For some homeowners, buying a condo has its appeal, whether it’s located in a convenient place or not needing to worry about snow shovelling. But you also need to be aware that there are certain rules that need to be followed, especially since you’re living in much closer proximity to your neighbours.
Boomers and Millennials are fuelling the booming condo construction and there also a more affordable investment option for someone looking to own property that they can live in or rent out.
If you’re looking to buy a condo, one important aspect of ownership is how a condominium corporation works and what your role is as a condo owner.
You might think it’s not important, but how a condo is run makes a difference to your condominium fees, your use of common areas, along with any rules or regulations that you’re expected to abide by.
Who handles the day-to-day operations
Before purchasing, you’ll want to know what the management structure is ahead of time. Condos can either hire a property management company to handle the day-to-day affairs or the condo may be “self-managed” by the board of directors. Some of the tasks handled by condo management include maintaing common areas, including ensuring that utility bills for the spaces are paid for; snow and garbage removal and ensuring the condo’s HVAC is maintained and operational.
Most condos rely on property management firms since when it’s self-managed, the day-to-day affairs are run by volunteers and they may not have enough time to ensure everything is running smoothly. Condo owners would save money through self-management.
The condo’s board of directors are made up of individual condo owners who are nominated to join the board. The board of directors is responsible for running the condo, including deciding on property upgrades or repairs, finances and the building’s policies.

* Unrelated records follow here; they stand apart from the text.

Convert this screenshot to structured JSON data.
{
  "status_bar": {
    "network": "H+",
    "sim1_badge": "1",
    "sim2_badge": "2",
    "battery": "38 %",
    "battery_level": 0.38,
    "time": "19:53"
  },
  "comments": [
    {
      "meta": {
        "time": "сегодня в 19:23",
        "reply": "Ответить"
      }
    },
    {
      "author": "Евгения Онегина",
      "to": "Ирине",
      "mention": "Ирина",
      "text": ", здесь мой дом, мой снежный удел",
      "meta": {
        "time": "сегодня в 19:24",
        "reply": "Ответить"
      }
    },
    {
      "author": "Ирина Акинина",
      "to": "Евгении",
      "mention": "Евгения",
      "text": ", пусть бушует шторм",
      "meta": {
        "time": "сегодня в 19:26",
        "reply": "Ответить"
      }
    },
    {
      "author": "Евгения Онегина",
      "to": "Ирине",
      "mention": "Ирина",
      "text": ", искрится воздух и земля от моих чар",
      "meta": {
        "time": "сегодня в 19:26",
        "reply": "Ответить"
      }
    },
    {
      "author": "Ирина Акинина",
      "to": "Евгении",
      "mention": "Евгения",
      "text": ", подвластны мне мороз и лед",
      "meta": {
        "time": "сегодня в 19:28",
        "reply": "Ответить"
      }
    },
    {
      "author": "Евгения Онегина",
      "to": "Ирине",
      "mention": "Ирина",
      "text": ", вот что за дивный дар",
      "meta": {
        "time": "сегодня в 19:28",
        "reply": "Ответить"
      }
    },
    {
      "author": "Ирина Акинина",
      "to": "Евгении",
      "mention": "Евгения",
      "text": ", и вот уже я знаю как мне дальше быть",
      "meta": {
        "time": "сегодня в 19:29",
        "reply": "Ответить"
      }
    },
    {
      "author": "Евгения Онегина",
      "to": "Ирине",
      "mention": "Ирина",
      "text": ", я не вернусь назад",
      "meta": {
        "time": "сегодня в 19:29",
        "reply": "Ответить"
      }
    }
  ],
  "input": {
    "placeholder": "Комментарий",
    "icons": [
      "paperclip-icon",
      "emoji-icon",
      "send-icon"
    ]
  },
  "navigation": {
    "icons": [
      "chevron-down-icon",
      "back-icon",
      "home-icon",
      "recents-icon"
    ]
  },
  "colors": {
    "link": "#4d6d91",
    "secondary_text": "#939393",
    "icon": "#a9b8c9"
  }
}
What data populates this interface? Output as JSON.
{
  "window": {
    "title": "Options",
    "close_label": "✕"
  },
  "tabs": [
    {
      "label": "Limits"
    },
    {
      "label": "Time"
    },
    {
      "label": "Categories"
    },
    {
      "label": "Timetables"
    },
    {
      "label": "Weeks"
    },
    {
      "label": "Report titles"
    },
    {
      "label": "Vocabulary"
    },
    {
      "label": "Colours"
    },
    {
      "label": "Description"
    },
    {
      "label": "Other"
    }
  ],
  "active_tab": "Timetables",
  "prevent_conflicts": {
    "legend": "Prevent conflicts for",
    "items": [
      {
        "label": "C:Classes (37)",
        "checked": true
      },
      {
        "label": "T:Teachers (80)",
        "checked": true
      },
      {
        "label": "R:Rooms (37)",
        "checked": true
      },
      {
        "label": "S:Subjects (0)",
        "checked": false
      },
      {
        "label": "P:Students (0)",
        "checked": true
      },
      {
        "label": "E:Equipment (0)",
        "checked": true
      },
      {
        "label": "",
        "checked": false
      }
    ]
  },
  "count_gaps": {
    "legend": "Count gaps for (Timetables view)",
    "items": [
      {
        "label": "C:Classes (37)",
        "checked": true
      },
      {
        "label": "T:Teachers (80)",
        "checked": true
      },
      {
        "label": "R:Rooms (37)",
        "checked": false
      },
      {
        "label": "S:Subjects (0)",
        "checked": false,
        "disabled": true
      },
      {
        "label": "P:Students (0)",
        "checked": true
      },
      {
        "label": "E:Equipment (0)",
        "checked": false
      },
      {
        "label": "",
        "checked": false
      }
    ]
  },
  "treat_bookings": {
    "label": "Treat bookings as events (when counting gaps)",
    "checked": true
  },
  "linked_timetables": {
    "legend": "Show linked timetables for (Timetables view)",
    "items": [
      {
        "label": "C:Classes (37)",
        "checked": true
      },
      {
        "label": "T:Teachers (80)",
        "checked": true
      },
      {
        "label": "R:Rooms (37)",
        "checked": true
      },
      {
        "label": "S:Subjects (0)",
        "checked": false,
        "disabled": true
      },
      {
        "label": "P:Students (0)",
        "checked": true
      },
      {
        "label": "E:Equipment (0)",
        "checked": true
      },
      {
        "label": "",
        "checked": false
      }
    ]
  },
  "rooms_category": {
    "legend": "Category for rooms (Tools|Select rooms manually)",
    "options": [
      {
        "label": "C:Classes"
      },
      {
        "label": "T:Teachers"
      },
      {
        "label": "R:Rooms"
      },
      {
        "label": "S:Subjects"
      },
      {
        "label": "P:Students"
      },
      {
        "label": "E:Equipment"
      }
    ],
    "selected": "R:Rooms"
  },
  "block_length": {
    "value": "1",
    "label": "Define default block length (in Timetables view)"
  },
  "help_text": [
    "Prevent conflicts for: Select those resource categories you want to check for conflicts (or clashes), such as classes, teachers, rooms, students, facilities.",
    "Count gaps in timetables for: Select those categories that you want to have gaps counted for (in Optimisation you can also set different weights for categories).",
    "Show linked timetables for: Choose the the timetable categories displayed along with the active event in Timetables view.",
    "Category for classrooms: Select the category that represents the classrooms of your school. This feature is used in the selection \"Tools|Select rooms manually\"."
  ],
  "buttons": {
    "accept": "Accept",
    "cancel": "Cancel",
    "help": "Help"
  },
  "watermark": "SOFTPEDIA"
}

While the board of directors make some of the building’s decisions, condo owners still have a say when they vote on certain decisions. How many votes a condo owner has depends on ownership, which varies from a vote per unit or proportion of the unit compared to the condo (otherwise known as the unit factor).
When a vote is needed to make a decision, there needs to be a certain percentage of condo owners present at the meeting, known as quorum. It’s in your best interest to be involved so you can have a say with how the condo is run since it will affect your condo fee payments or your use of the common facilities.